Why is news important?
News Culture
- Central point in society, brings us together (convergence, citizen journalism)
- Basic form of passing info
Elements of news:
- Impact
- Timeliness (getting the news out before the event happens/ being the first to report breaking news)
- Prominence (i.e. George Bush choking on a pretzel)
- Proximity (tend to care more about things that happen close by)
- Conflict (sports)
- Bizarre/Unusual (when dog bites man- not news....but when man bites dog...)
- Currency (slow news cycle- some unimportant occurances can be elevated in slow times)
- Who
- What
- When
- Where
- Why
- How
- style in which we order the information
- most important info at the top, bottom of the story is least important info
- goal is to pass on the info quickly to reader, not get them to read through the whole thing
- Format
- first sentence = Lead
- 2nd paragraph = take an aspect of the lead and expand, give more info
- Body= more info, evidence, context, details, direct and indirect quotes
- ending= when you run out of things to say, dont dwell on ending-it's not important, just stop when you've said all info
- A good headline is clear and specific.
- It is an abstracted sentence of 5 to 10 (max) words.
- must contain a subject and verb or even better, a subject, verb, and object (joined by as, of, with, etc.)
- consider it a sales pitch for the story
- use specific information and concrete wording
- should not repeat the words used in the lead
- based on the main idea of the story
- for past or present occurrence, USE PRESENT TENSE.
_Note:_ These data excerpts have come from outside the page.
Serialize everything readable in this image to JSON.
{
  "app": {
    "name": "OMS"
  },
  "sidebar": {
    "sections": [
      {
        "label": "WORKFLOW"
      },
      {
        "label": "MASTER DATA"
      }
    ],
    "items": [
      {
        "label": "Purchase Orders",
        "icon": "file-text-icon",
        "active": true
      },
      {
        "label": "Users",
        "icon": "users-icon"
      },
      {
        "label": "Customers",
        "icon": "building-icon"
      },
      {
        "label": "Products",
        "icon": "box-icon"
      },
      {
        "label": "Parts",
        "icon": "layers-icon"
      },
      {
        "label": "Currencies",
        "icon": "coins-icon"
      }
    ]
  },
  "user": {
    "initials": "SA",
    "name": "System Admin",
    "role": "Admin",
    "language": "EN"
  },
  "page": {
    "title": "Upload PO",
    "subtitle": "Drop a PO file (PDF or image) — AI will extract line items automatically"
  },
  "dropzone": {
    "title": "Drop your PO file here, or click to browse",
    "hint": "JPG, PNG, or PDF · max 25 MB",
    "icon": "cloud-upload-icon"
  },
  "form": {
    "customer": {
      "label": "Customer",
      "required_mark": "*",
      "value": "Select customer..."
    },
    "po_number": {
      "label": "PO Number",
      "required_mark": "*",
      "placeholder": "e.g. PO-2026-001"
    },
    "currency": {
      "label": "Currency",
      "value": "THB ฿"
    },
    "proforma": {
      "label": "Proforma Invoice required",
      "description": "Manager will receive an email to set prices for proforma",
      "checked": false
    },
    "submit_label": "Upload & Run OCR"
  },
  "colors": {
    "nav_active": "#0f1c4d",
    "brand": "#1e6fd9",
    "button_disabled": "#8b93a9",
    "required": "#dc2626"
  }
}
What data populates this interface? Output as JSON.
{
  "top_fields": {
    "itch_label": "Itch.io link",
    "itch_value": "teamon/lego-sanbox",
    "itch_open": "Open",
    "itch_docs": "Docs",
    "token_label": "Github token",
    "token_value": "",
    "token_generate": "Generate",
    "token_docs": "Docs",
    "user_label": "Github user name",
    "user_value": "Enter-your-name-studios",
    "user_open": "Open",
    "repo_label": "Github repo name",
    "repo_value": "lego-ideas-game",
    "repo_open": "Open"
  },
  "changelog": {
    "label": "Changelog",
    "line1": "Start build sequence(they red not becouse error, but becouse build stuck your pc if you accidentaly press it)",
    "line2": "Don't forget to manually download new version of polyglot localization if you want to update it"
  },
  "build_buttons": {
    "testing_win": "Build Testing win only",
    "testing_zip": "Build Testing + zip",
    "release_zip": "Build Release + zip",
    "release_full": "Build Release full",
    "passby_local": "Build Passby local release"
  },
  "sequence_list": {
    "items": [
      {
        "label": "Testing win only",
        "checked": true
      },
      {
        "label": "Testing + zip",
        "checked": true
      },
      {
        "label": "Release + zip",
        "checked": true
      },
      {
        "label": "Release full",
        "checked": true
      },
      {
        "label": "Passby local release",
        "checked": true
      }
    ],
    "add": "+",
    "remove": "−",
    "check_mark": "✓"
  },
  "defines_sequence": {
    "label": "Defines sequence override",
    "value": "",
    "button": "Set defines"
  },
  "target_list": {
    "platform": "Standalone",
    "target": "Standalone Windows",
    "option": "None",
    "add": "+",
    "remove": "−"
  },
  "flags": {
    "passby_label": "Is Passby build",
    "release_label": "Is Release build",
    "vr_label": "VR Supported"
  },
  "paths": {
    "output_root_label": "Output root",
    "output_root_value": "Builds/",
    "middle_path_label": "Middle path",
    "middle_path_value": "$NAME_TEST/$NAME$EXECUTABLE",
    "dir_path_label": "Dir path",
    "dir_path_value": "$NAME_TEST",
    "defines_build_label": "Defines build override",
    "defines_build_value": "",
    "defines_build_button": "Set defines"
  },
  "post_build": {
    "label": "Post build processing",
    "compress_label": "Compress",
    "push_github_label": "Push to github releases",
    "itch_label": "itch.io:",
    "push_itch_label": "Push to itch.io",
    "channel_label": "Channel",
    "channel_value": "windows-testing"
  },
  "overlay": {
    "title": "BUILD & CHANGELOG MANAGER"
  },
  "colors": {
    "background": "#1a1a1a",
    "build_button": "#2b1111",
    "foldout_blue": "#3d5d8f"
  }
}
- for future occurrence use the infinitive form of a verb (to run, to go)
- Do not use articles
- use comma instead of and conjunction
- no headline should start with a verb
- SEO (search engine optimization)- use words that can be picked up by people googling the topic
Lead
- Opening paragraph (lead) is ONE SENTENCE.
- It sets forth the theme of the story.
- most important info
- will unify writing for the reader
- Look to answer: who, what, where, when
- Straight News Lead: one sentence long, around 30 words *if ppl died, always include in first sentence*
- Summary Lead: when there is more than one major fact to be covered (one sentence, 30 words)
- Blind Lead: Names not used, revealed in 2nd paragraph *Never use someone's name in the lead sentence unless they are well-known; instead describe person in lead sentence and use name in second paragraph*
- Direct address lead: reader is addressed, use sparingly (ex. If gardening is your
- Question lead: asks ?, use sparingly
- Direct Quote Lead: needs to be highly compelling and informative, use sparingly
Developing the Story
- Think of the audience, "What would I want to know next?", put yourself in reader's shoes
- Rules for using direct quotes:
- Only quote if ppl need to hear exact words or if you cannot say it better
- first direct quote should appear close to tope of the story: 3rd paragraph (through 6th)
- avoid one quote after another
- direct quote should be ITS OWN PARAGRAPH
- paragraph begins with quotations marks then comma then close quotation marks, then name + said/stated.
- "My class is fantastic," Amy Bonebright said.